The only way of sustaining the light is by lighting all of the matches into one great bonfire, and this can only be accomplished by bringing the matches together and kindling them in one place – the Land of Israel.

When all of the scattered exiled Jews are gathered in the Land of Israel, a great Divine light goes out to the world like a towering beacon, illuminating the darkness of the nations.
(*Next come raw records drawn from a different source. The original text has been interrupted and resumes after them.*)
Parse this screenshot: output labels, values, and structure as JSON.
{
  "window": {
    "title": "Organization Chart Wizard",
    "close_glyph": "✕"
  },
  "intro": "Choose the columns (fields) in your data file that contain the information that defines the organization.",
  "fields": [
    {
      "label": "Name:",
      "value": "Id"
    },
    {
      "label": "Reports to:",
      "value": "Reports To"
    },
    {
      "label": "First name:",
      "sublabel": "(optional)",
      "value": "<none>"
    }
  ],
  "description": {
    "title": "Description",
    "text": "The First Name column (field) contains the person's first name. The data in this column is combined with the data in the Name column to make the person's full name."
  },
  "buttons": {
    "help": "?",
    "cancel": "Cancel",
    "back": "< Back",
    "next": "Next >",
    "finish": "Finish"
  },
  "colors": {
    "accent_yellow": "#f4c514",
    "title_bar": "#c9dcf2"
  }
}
This is the meaning of the prophecy, “For from Zion shall go forth the Torah, and the word of the Lord from Yerushalayim.” The light goes out from Yerushalayim, and not from Times Square or Beverly Hills.

We become a “light to the nations” precisely when we are living together in Eretz Yisrael, and not when we are scattered all over the world, minorities in foreign lands, stripped of our Israelite nationhood and our pride, needing the permission of the gentiles to light our Chanukah candles in public.

During the long exile, the lighting of the Chanukah menorah had meaning in reminding the Jews in faraway gentile places, that we were still connected to an eternal light, to a national Jewish valor, and a Land of great miracles – but now, with the re-establishment of Medinat Yisrael, and the ingathering of Jews from all over the world, we no longer need the menorahs in Times Square and Sunset Boulevard. The time has come for each and every Jew to take his little light and join in with the great light that is shining forth from Israel.

For example, even in this early stage of our Redemption, when millions of our outcasts are still shrouded in the darkness of alien lands, even though we still have a way to go before we reach our full Torah power in Israel, still, even in our temporary secular state, all of the world’s attention is focused on what the Jews are doing in Israel. Pick up any leading newspaper from the capitals of the world and chances are you will find a front-page story about Israel. When a settler lights a small menorah on a hilltop in Judea, the whole world goes crazy. The United Nations rushes to condemn it. The White House issues an immediate warning. And the Europeans protest at the top of their lungs, like a Sunday church choir in unison.

No one cares about the giant menorah in Berlin or Boston. But a tiny menorah lit by a Jewish settler in Beit-El, Elon Moreh, Yitzhar, Migron, or some deserted and unnamed hilltop, causes an international raucous. Why? Not because the settler is infringing on Palestinian rights. No one really cares about the Arabs. And in most cases, there aren’t any Arabs living close by. The uproar comes because, in their unconscious psyches, the rest of the world senses that with each Jew who returns to the Land of Israel and sets up his home on a Biblical mountainside, the one and only God of Israel is returning with him, to establish His rule in the world, the coming Kingdom of God, and the nations cry out, blinded by the light of this tiny menorah – tiny in size, but world-shaking in its spiritual import and influence.

Even in our present interim stage of Redemption, when our incredible Torah power is still hidden, and when prophecy has not yet reappeared, the sons of Esav and Yishmael sense the great light and they tremble, knowing deep in their hearts that their religions and doctrines are false, that God has not abandoned the Jews as they claim, and that the Biblical prophecies regarding the day when Israel will be lifted up above all other nations will surely come to pass. So they try everything in their power to stop it, so they can continue on with their falsehood and whoring.